Fairhope, Alabama
Narrow sidewalk. |
NEW HANDICAPPED RAMPS A PROBLEM
Councilman Brown said the city's Bike and Pedestrian Committee wanted feedback from the city council about what could be done about new ramps installed by the property owner in the 400 block of Fairhope Avenue last spring that extend way out onto the sidewalk (the former Andres Wine building).
Brown: "Do you think it is appropriate as is? Or need to put in a jut-out (widen)?"
Councilman Burrell replied he hated losing parking spaces downtown ... but did not like the ramps way out in the sidewalk either.
Burrell: "A handicapped person ... trying to get down that sidewalk ... would have a problem there." He suggested compact car or golf cart parking spaces on the street may allow for the sidewalk to be widened.
Councilman Boone agreed something needed to be done: "I didn't like it from the start."

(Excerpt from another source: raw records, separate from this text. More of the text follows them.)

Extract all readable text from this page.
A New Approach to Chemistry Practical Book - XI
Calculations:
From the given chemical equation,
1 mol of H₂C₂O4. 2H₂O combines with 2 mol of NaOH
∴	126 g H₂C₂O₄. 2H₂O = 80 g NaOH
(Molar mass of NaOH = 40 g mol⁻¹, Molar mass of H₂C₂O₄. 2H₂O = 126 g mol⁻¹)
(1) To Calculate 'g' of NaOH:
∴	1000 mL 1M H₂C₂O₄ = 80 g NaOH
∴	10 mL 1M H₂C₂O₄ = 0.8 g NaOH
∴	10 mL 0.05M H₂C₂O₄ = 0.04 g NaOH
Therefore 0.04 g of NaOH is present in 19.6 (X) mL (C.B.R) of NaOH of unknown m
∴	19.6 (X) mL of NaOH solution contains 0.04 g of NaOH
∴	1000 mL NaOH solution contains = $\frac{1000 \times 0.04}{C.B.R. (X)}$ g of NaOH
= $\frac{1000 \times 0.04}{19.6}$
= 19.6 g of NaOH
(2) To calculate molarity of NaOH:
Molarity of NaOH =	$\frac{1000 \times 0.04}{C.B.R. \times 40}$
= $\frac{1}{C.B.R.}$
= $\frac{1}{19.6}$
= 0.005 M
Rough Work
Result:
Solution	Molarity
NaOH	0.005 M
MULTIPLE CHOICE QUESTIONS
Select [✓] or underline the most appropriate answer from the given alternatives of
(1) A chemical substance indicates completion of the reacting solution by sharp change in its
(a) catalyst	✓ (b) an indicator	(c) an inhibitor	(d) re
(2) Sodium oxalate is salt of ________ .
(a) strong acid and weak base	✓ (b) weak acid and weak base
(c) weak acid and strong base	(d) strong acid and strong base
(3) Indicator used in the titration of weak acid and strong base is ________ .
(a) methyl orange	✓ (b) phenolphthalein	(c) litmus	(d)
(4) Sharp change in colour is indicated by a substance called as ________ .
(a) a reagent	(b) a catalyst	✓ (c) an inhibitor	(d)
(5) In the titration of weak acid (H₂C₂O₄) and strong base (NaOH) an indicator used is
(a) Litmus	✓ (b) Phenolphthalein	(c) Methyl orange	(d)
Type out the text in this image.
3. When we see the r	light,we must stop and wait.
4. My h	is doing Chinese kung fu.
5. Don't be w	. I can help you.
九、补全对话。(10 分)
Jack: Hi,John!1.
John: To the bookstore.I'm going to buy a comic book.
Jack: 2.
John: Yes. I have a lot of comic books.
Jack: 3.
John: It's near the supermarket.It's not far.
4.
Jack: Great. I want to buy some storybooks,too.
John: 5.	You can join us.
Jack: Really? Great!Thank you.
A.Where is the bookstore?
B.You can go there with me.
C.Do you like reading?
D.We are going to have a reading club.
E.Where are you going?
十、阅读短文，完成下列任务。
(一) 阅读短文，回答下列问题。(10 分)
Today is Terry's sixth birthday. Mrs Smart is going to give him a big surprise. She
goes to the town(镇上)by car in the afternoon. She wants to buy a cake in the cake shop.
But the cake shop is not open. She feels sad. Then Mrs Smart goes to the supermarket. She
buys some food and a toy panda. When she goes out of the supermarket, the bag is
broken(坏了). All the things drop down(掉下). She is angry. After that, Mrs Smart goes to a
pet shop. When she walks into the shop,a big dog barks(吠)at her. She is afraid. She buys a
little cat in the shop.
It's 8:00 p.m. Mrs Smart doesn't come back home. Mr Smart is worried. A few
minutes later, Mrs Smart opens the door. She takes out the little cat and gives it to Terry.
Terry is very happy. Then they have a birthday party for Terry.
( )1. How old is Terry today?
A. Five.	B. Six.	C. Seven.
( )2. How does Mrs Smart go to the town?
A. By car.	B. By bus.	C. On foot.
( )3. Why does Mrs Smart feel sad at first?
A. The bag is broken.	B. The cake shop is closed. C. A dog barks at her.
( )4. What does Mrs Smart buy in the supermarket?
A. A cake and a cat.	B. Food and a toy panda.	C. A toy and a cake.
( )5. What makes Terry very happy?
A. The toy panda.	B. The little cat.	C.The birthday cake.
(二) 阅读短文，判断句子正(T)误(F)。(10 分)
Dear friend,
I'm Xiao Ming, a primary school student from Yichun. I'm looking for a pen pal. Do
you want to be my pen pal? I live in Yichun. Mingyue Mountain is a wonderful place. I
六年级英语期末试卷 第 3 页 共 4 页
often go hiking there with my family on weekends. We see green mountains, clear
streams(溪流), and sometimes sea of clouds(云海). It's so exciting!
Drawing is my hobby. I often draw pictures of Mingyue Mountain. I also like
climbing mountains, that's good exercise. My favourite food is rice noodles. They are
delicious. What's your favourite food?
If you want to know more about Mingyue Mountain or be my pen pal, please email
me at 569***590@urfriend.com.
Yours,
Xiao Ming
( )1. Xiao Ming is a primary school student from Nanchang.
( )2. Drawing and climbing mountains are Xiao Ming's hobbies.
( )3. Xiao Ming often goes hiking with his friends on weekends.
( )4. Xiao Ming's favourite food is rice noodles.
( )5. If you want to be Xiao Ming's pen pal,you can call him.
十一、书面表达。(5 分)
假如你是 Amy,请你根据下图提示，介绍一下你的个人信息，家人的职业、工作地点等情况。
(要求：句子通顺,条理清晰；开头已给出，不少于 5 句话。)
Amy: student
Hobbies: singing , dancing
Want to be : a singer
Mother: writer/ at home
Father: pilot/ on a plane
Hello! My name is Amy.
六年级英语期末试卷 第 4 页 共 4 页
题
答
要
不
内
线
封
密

Burrell questioned how the need for ramps in the downtown would be addressed in the future in other places downtown ... and was told by building official Cortinas "going forward ... we'll try to address it in the confines" of buildings instead. He said this site had special limitations that would have resulted in loss of half of the interior space had the ramps been put inside.
Federal ADA regulations require that handicapped access be implemented when buildings are substantially remodeled.
Fairhope Avenue Properties, LLP is the owner of the property. A consignment clothing shop and postal shipping/printing service occupy two of the storefronts; a third space is still vacant.
Compact car parking proposed. |
Comments
The promiscuous use of capital letters suggests a thrill about a faraway and corrupt and out-of-touch elite dictating how we run our city, our businesses, and our lives. It also suggests a poor understanding of federalism and a willingness to surrender to the high-mounting abuses thereof. How very sad.
I am not so thrilled, and I am not so willing.
Good intentions (I give the ADA the benefit of the doubt, here) are not guarantors of good policy. Pick a law, pick an agency. They've mostly run amok, and we pay with dollars and countless petty tyrannies.
I am in accord with your distaste for high tax rates and low-concern politicians, but CAPS do not make truth.
1) The Colony deeded city land to Fairhope when the latter incorporated, and the former owns just 20% in and around the municipality. Thus, the proscriptive dreams set forth in the Colony's charter have very limited force.
2) The city tax is not 8.5%, but rather 2% at its highest, depending. Alabama (4%) and Baldwin (3%) extract the bulk of your change. As I suggested, the more distant tour rulers, the worse it gets for us.
As for the claim that more than two dozen businesses have obtained COs without ADA compliance, I hope that you're correct. The time has come for local resistance to federal tyranny. If Leftist mayors can flout federal law with sanctuary cities, than the rest of us can choose freedom in place of overweening statism.
I am glad that you're engaged, and that your contributions to dialogue are civil--a two-headed rarity in 2020.